以前『平成羊羹』なるミニエッセイで、「時代が平成ではなくなったとしても、時間は相変わらず続いていく」なんて書いてしまった手前もあり、当初は特に投稿などせず静かに過ごしていようと考えていたのですが、やはり何かしたくもなるものですね。そうは言ってもわいわい騒げるようなノリもないので、自分にできそうなこととして思いついた唯一のこととして、例の『平成羊羹』の裏話でもしゃべろうと思います。

あれは、新時代に向けて平成が終わりに近づく中、「とはいえ、令和がスタートしても私は私のままだし、身の回りの景色も変わらないんだよな」という感覚がぼんやりと浮かんできたときに、ちょっと書いてみようかと思い立ったものです。「新時代の幕開け!」と浮足立ってきた世間に異議を申すだの、食って掛かるだのということでは決してないのだけれど、ただ、すごく不思議に思えたのです。時代の変わり目だけでなく、正月とかも実はそうなんですよね。

そして、『平成羊羹』発表後にミオールさんという方のnote.に運良く取り上げていただけて。

この羊羹の喩えを目にして、オングの書『声の文化と文字の文化』(下)を思い出した。口承文化に属する人びとは日の切れ目を真夜中で切るようなことはしないと。そのような切り方は文字文化に属するのだと。

自分ではそこまで考えていなかったのでちょっと嬉しかったです。同時に、さらに興味深いなとも思いました。一日の切れ目を真夜中で切り分ける文字文化と、そういうことをしない口承文化、この二つが、私だけでなく他の人の体の中にも同時に流れているのだとすれば、何だか素敵だなあ、と。

そんなことに気づけたので、だいぶ粗削りになった『平成羊羹』ですが、世に出してよかったなあと思っています。


あと、もう一つ裏話があります。実は、平成羊羹の例えは羊羹から始まったものではないのです。

最初、「平成がいよいよ終わる」と意識し始めたときに頭に浮かんできたのは、学校の社会の資料集などによくある、色分けされた時代の帯グラフでした。縄文時代、弥生時代、平安時代・・・明治、大正、昭和と並ぶ中に平成も仲間入りするのかと思うと感慨深かったのです。

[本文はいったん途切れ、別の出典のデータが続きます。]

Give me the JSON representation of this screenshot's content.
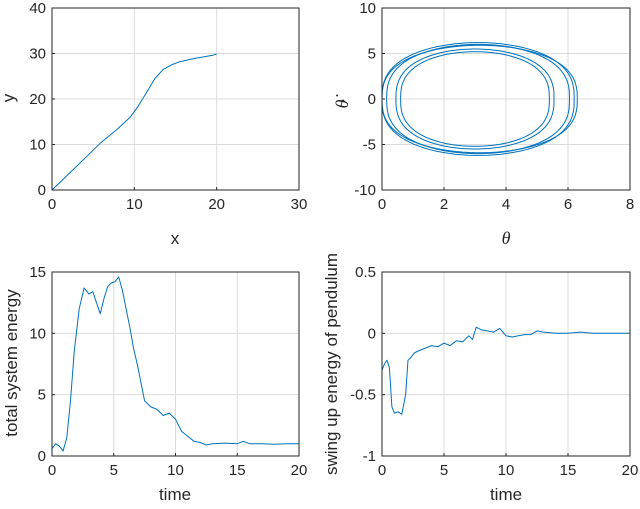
{
  "chart_data": [
    {
      "type": "line",
      "xlabel": "x",
      "ylabel": "y",
      "xlim": [
        0,
        30
      ],
      "ylim": [
        0,
        40
      ],
      "xticks": [
        "0",
        "10",
        "20",
        "30"
      ],
      "yticks": [
        "0",
        "10",
        "20",
        "30",
        "40"
      ],
      "grid": true,
      "series": [
        {
          "x": [
            0,
            2,
            4,
            6,
            8,
            9.5,
            10.5,
            11.5,
            12.5,
            13.5,
            14.5,
            15.5,
            16.5,
            17.5,
            18.5,
            19.5,
            20
          ],
          "y": [
            0,
            3.5,
            7,
            10.5,
            13.5,
            16,
            18.5,
            21.5,
            24.5,
            26.5,
            27.5,
            28.2,
            28.6,
            29,
            29.3,
            29.6,
            29.9
          ]
        }
      ]
    },
    {
      "type": "line",
      "xlabel": "θ",
      "ylabel": "θ̇",
      "xlim": [
        0,
        8
      ],
      "ylim": [
        -10,
        10
      ],
      "xticks": [
        "0",
        "2",
        "4",
        "6",
        "8"
      ],
      "yticks": [
        "-10",
        "-5",
        "0",
        "5",
        "10"
      ],
      "grid": true,
      "series": [
        {
          "cx": 3.1,
          "halfwidth": 3.1,
          "amp": 6.2
        },
        {
          "cx": 3.1,
          "halfwidth": 2.95,
          "amp": 6.0
        },
        {
          "cx": 3.0,
          "halfwidth": 2.4,
          "amp": 5.2
        },
        {
          "cx": 3.0,
          "halfwidth": 2.55,
          "amp": 5.5
        },
        {
          "cx": 3.15,
          "halfwidth": 3.15,
          "amp": 5.9
        }
      ]
    },
    {
      "type": "line",
      "xlabel": "time",
      "ylabel": "total system energy",
      "xlim": [
        0,
        20
      ],
      "ylim": [
        0,
        15
      ],
      "xticks": [
        "0",
        "5",
        "10",
        "15",
        "20"
      ],
      "yticks": [
        "0",
        "5",
        "10",
        "15"
      ],
      "grid": true,
      "series": [
        {
          "x": [
            0,
            0.3,
            0.6,
            0.9,
            1.2,
            1.5,
            1.8,
            2.2,
            2.6,
            3.0,
            3.3,
            3.6,
            3.9,
            4.2,
            4.5,
            4.8,
            5.1,
            5.4,
            5.7,
            6.0,
            6.3,
            6.6,
            6.9,
            7.2,
            7.5,
            8.0,
            8.5,
            9.0,
            9.5,
            10.0,
            10.5,
            11.0,
            11.5,
            12.0,
            12.5,
            13.0,
            14.0,
            15.0,
            15.5,
            16.0,
            17.0,
            18.0,
            19.0,
            20.0
          ],
          "y": [
            0.6,
            1.0,
            0.8,
            0.4,
            1.5,
            4.5,
            8.5,
            12.0,
            13.7,
            13.2,
            13.4,
            12.5,
            11.6,
            12.8,
            13.8,
            14.1,
            14.2,
            14.6,
            13.5,
            12.0,
            10.5,
            8.8,
            7.5,
            6.0,
            4.5,
            4.0,
            3.8,
            3.3,
            3.5,
            3.0,
            2.0,
            1.6,
            1.2,
            1.1,
            0.9,
            1.0,
            1.05,
            1.0,
            1.2,
            1.0,
            1.0,
            0.95,
            1.0,
            1.0
          ]
        }
      ]
    },
    {
      "type": "line",
      "xlabel": "time",
      "ylabel": "swing up energy of pendulum",
      "xlim": [
        0,
        20
      ],
      "ylim": [
        -1,
        0.5
      ],
      "xticks": [
        "0",
        "5",
        "10",
        "15",
        "20"
      ],
      "yticks": [
        "-1",
        "-0.5",
        "0",
        "0.5"
      ],
      "grid": true,
      "series": [
        {
          "x": [
            0,
            0.2,
            0.4,
            0.6,
            0.8,
            1.0,
            1.3,
            1.6,
            1.9,
            2.1,
            2.3,
            2.6,
            3.0,
            3.5,
            4.0,
            4.5,
            5.0,
            5.5,
            6.0,
            6.5,
            7.0,
            7.3,
            7.6,
            8.0,
            8.5,
            9.0,
            9.5,
            10.0,
            10.5,
            11.0,
            11.5,
            12.0,
            12.5,
            13.0,
            14.0,
            15.0,
            16.0,
            17.0,
            18.0,
            19.0,
            20.0
          ],
          "y": [
            -0.3,
            -0.25,
            -0.22,
            -0.28,
            -0.6,
            -0.65,
            -0.64,
            -0.66,
            -0.5,
            -0.22,
            -0.2,
            -0.16,
            -0.14,
            -0.12,
            -0.1,
            -0.11,
            -0.08,
            -0.1,
            -0.06,
            -0.07,
            -0.02,
            -0.05,
            0.05,
            0.03,
            0.02,
            0.01,
            0.04,
            -0.02,
            -0.03,
            -0.02,
            -0.01,
            -0.01,
            0.02,
            0.01,
            0.0,
            0.0,
            0.01,
            0.0,
            0.0,
            0.0,
            0.0
          ]
        }
      ]
    }
  ]
}
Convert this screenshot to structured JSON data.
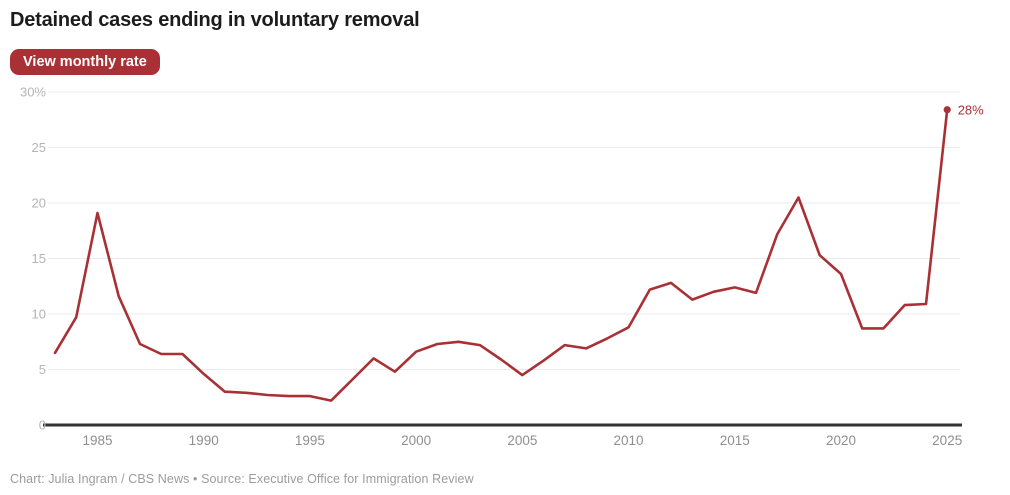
{
  "header": {
    "title": "Detained cases ending in voluntary removal",
    "toggle_label": "View monthly rate"
  },
  "chart_data": {
    "type": "line",
    "title": "Detained cases ending in voluntary removal",
    "xlabel": "",
    "ylabel": "",
    "x": [
      1983,
      1984,
      1985,
      1986,
      1987,
      1988,
      1989,
      1990,
      1991,
      1992,
      1993,
      1994,
      1995,
      1996,
      1997,
      1998,
      1999,
      2000,
      2001,
      2002,
      2003,
      2004,
      2005,
      2006,
      2007,
      2008,
      2009,
      2010,
      2011,
      2012,
      2013,
      2014,
      2015,
      2016,
      2017,
      2018,
      2019,
      2020,
      2021,
      2022,
      2023,
      2024,
      2025
    ],
    "series": [
      {
        "name": "Share of detained cases ending in voluntary removal (%)",
        "values": [
          6.5,
          9.7,
          19.1,
          11.6,
          7.3,
          6.4,
          6.4,
          4.6,
          3.0,
          2.9,
          2.7,
          2.6,
          2.6,
          2.2,
          4.1,
          6.0,
          4.8,
          6.6,
          7.3,
          7.5,
          7.2,
          5.9,
          4.5,
          5.8,
          7.2,
          6.9,
          7.8,
          8.8,
          12.2,
          12.8,
          11.3,
          12.0,
          12.4,
          11.9,
          17.2,
          20.5,
          15.3,
          13.6,
          8.7,
          8.7,
          10.8,
          10.9,
          28.4
        ]
      }
    ],
    "ylim": [
      0,
      30
    ],
    "y_ticks": [
      {
        "value": 30,
        "label": "30%"
      },
      {
        "value": 25,
        "label": "25"
      },
      {
        "value": 20,
        "label": "20"
      },
      {
        "value": 15,
        "label": "15"
      },
      {
        "value": 10,
        "label": "10"
      },
      {
        "value": 5,
        "label": "5"
      },
      {
        "value": 0,
        "label": "0"
      }
    ],
    "x_ticks": [
      1985,
      1990,
      1995,
      2000,
      2005,
      2010,
      2015,
      2020,
      2025
    ],
    "grid": "horizontal",
    "legend": "none",
    "end_annotation": {
      "x": 2025,
      "value": 28.4,
      "label": "28%"
    }
  },
  "footer": {
    "credit": "Chart: Julia Ingram / CBS News • Source: Executive Office for Immigration Review"
  },
  "colors": {
    "accent": "#a93136",
    "axis": "#333333",
    "grid": "#ebebeb",
    "y_tick_text": "#b5b5b5",
    "x_tick_text": "#8f8f8f",
    "title_text": "#1c1c1c",
    "credit_text": "#9c9c9c",
    "background": "#ffffff"
  }
}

そこで、「いや、でも、時代ってそんなに簡単に切り分けられるものなのかな」と考えたときにもう一つ出てきたイメージが、クリスマスのブッシュ・ド・ノエルでした。数年前、某ホテルのクリスマスランチビュッフェで超ロングなブッシュ・ド・ノエルが置いてあり、それをスタッフの方が切り分けているのを目にしたことがあったのですが、まさしくそのイメージでした。でも、ブッシュ・ド・ノエルだとエッセイ内で説明するには字数を取り過ぎるので、それじゃあロールケーキにしようとも考えたものの、「日本の皇室に関係するトピックなのだし」ということで和菓子である羊羹にしました。

すみません、何だか。『平成羊羹』の出発点は羊羹ではなく、ブッシュ・ド・ノエルとロールケーキだったのです。

実はそれを一番言いたくて今日こうして筆を執っているのかもしれません。「最初は羊羹ではなかった」ということを黙っているというのが何となく後ろめたかったので。


でも、令和、良い時代になるといいですよね。